Le déficit public ne cesse de croître. Les institutions nationales comme internationales estiment peu réalistes les projections de Bercy quant au retour à une trajectoire satisfaisante.
A cet égard, il est certain que les seules annonces concernant l’UNEDIC et la branche maladie de la Sécurité sociale n’auront pas suffi à convaincre les limiers de S&P, pas plus que les indépendants et dirigeants de TPE quant au risque d’un prochain accroissement des prélèvements obligatoires. Selon la dernière enquête du SDI (État des lieux des TPE – T1 2024), 78% des artisans, commerçants et dirigeants de TPE doutent eux aussi de la parole des pouvoirs publics selon laquelle il n’y aura pas d’augmentation d’impôts malgré le contexte.

Marc Sanchez, Secrétaire général du SDI, commente : 

« Après le soulagement du maintien de leur note par les agences Moody’s et Fitch à fin avril dernier, la dégradation de la note souveraine de la France par S&P lance un signal négatif pour l’ensemble de l’économie. Elle signifie que Bercy doit intensifier ses efforts de maîtrise des déficits. 
On peut certes noter, parmi les chantiers en cours, les efforts de simplification en vue de réduire les 80Mds€ annuels de coûts administratifs qui pèsent sur les entreprises.
Toutefois, le plan d’action s’étale sur une période longue de 2025 à 2030.
À court terme, 78% des indépendants et dirigeants de TPE interrogés dans la dernière enquête trimestrielle du SDI estiment comme inéluctable une hausse des prélèvements obligatoires, qu’il s’agisse des impôts ou des taxes. 

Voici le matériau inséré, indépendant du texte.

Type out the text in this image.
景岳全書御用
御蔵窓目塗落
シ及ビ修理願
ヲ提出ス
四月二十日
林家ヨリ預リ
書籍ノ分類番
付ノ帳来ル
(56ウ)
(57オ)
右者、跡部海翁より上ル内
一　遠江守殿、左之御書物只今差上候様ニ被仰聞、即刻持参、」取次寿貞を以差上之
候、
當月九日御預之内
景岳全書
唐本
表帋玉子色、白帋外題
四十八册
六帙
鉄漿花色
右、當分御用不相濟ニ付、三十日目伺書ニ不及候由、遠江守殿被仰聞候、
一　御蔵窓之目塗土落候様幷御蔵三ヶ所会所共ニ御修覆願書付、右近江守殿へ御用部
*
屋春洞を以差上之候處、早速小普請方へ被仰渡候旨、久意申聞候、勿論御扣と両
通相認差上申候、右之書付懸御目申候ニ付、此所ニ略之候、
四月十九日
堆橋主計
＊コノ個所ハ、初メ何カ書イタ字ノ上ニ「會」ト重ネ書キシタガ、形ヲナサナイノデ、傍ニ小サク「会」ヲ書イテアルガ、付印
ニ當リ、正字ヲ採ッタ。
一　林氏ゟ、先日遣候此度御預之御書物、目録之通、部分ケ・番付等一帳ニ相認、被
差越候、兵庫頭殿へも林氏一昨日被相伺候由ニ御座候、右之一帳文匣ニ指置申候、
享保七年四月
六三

De fait, la forte augmentation de la taxe foncière en 2023 suivie de celle des taxes sur l’énergie en février dernier militent en ce sens.
Cette certitude induit un comportement frileux de la part de 98% des entreprises en nombre en termes d’investissements matériels et humains… ce qui pèse sur la croissance et donc la capacité du gouvernement à équilibrer les comptes. 
L’objectif doit être de casser ce cercle vicieux par des annonces claires sur les mesures d’économies que Bercy entend engager ».